Verwirrlich ist in der Tat, was ich in den letzten paar Jahrzehnten an bemüht geschlechtsbetonender und heute strikt geschlechtsneutraler Sprache erlebe. Irgendwann in den Achtzigerjahren sass ich als Journalistin in einem verrauchten Saal auf der Luzerner Landschaft als einzige Frau an der Versammlung eines reinen Männervereins, vermutlich ein Jägerverband. «Frölein, schreiben Sie ein ‹Eingesandt›?» (einen kleinen Artikel), fragte mich mein Gegenüber. Was mir heute eine reizvolle Erinnerung ist, hat mich damals auf die Palme gebracht. Ich war doch kein «Frölein», ich war Frau Schneider und schrieb einen Artikel und nicht ein «Eingesandt» wie ein Ortskorrespondent, was ich dem verdutzten Mann ziemlich aufgebracht erklärte.

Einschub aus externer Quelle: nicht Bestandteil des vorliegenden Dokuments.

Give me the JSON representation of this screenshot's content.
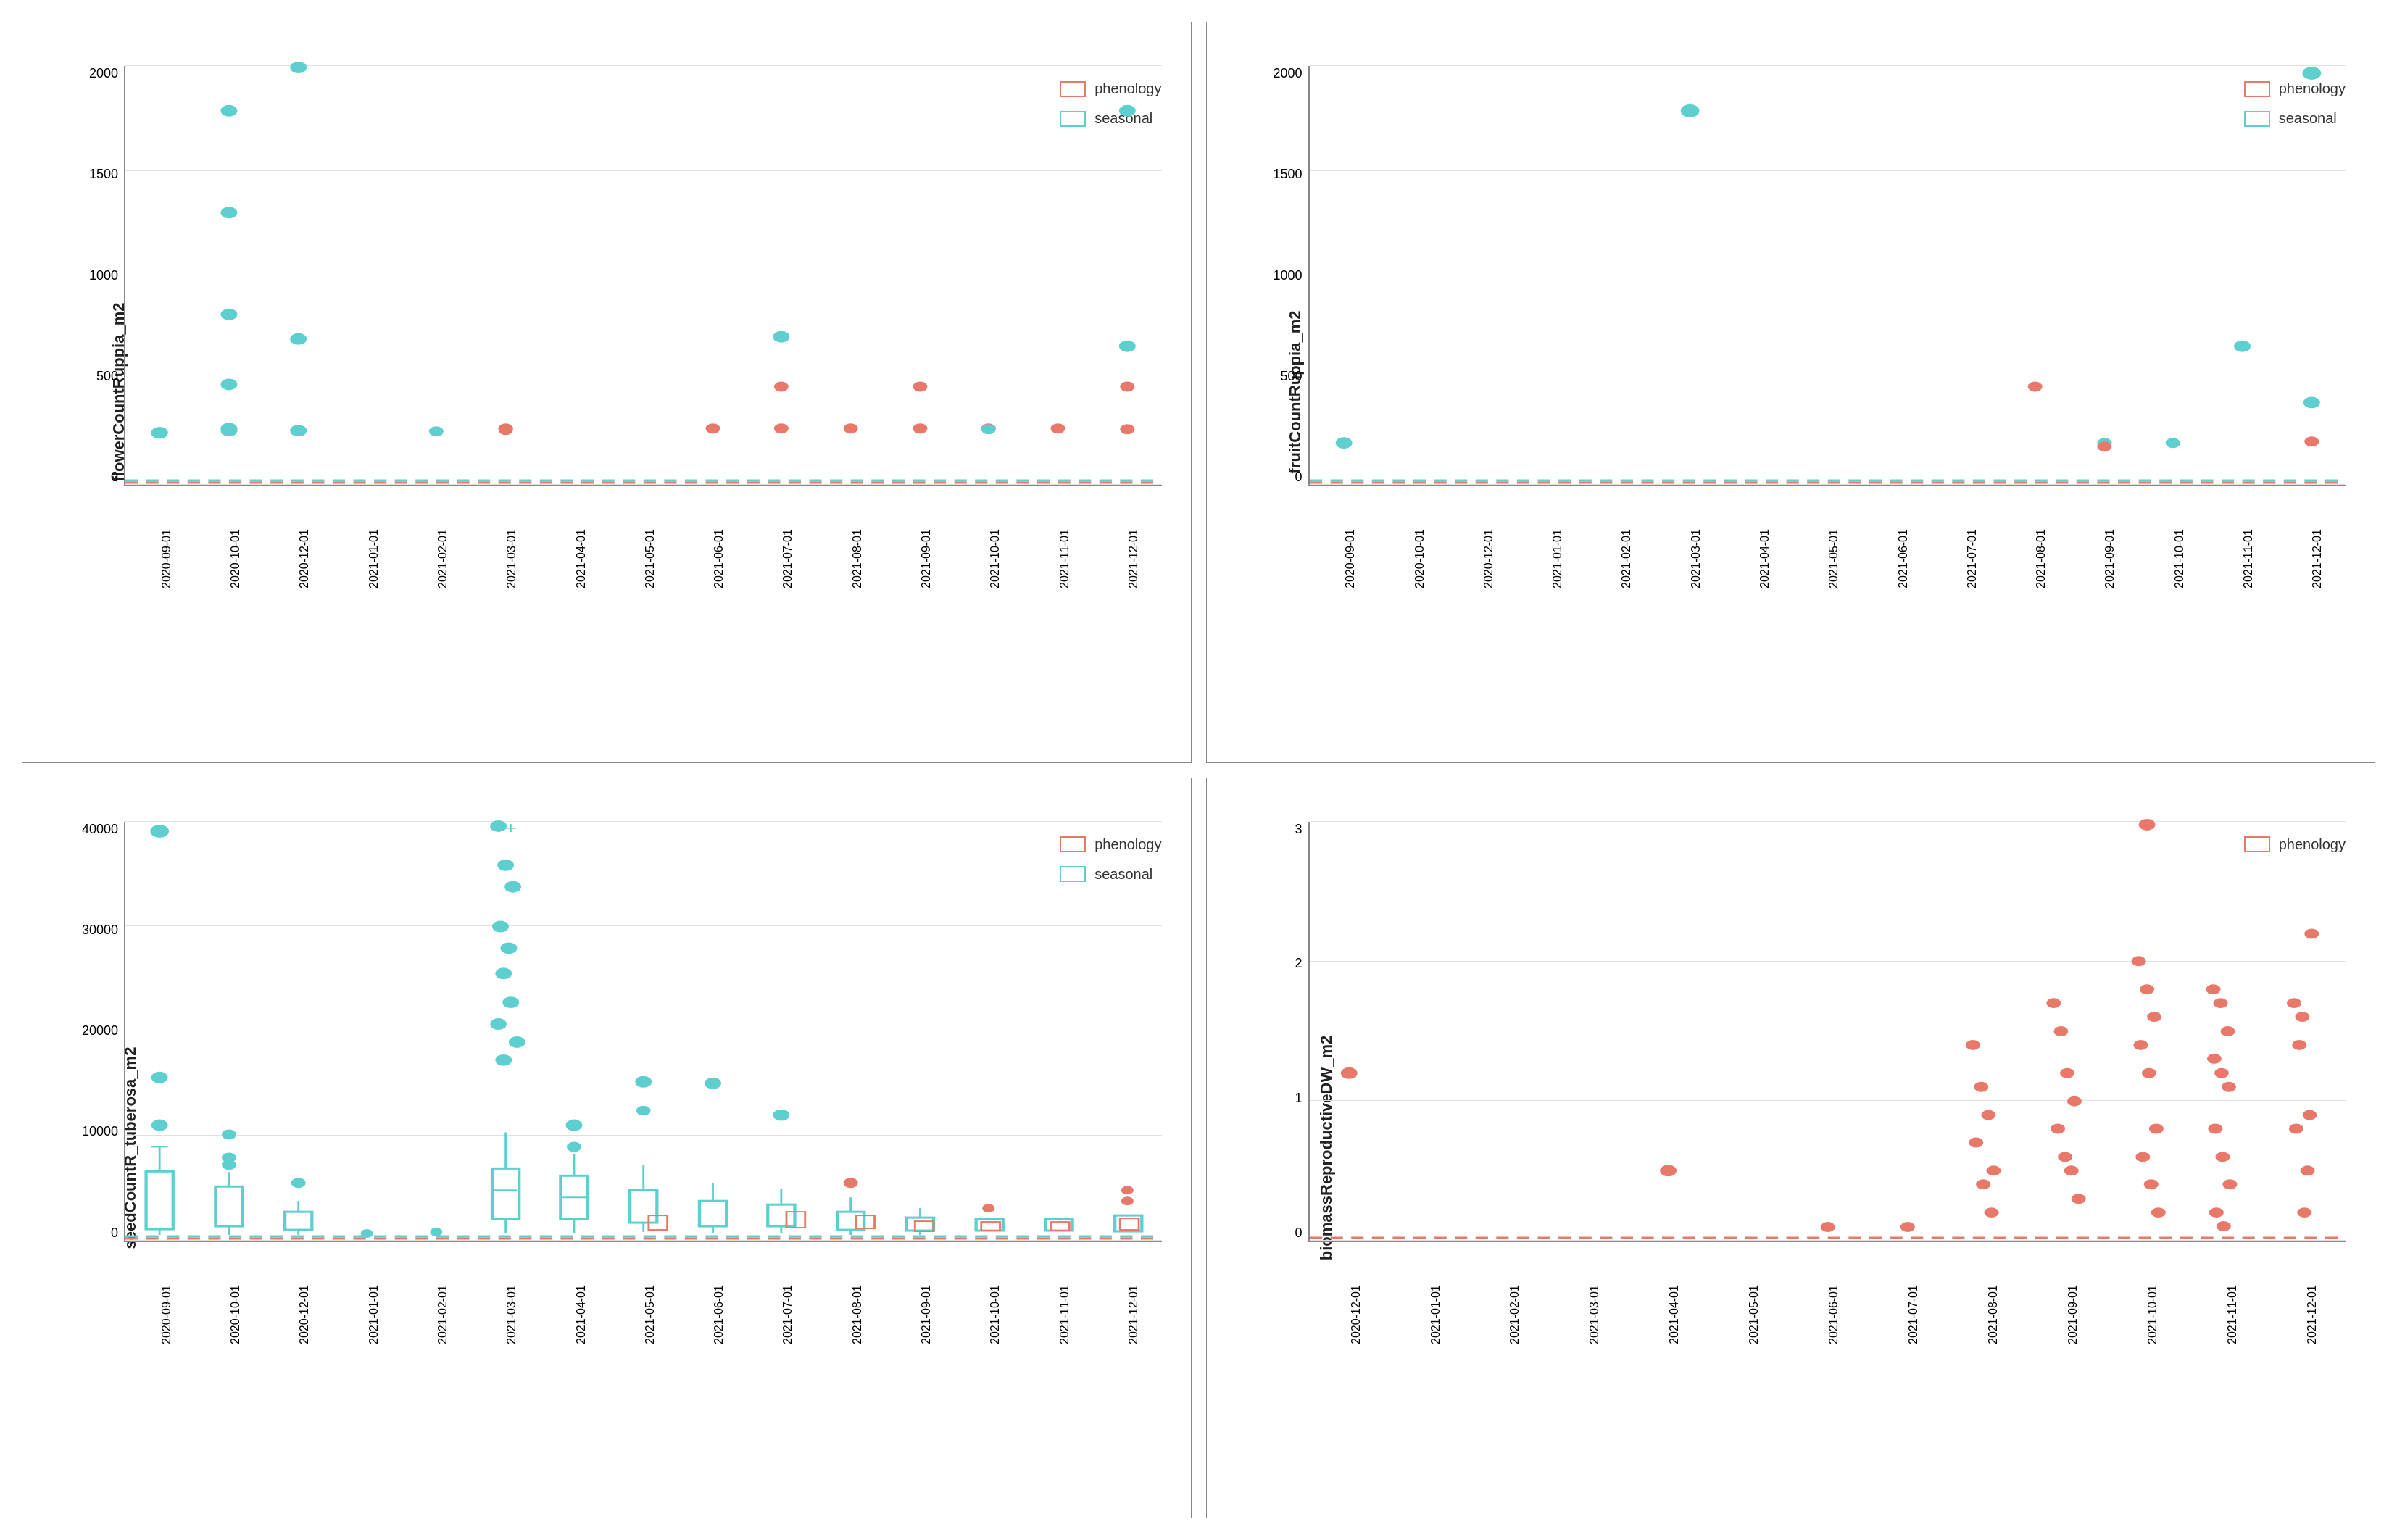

Ich kämpfte mit fliegenden Fahnen für «Schülerinnen und Schüler», gegen «Ski-Girls» auf den Sportseiten und gegen «mitgemeinte Frauen», wenn Kollegen mal wieder nur männliche Begriffe brauchten. Es gab heftige Diskussionen und lästige Verbote von der Redaktionsleitung, die sowohl die PartnerInnen als auch die Partner/innen strikte untersagte. Ein liebenswürdiger Kollege holte mich wieder auf den Teppich, als er einen «Fussgängerinnen- und Fussgängerstreifen» in einen Artikel schmuggelte. Ich konnte endlich über mich selbst lachen und nahm die Sache fortan lockerer. Was mir Ultrafeministinnen umgehend übel nahmen; ich avancierte zur Verräterin an der Sache der Frau, und, schlimmer noch, das war mir gleichgültig.
Und heute? Lese ich in Mitteilungsblättern staatlicher Bildungsstellen dauernd von «Lehrenden und Lernenden». Diese sprachlichen Ungetüme werden mir sogar mündlich um die Ohren geschlagen. Ich frage eine Schulleiterin (pardon, eine Schulleitende), wie viele Schüler in ihr Schulhaus gingen. «Mier hend do drühondertfüfzg Lernendi, müend Si d Zahl vo de Leerende au no wüsse?» Danke, lieber nicht, sonst würde ich noch gezielt nach männlichen und weiblichen Lehrenden fragen, und das wäre vermutlich Gender-mässig höchst brisant.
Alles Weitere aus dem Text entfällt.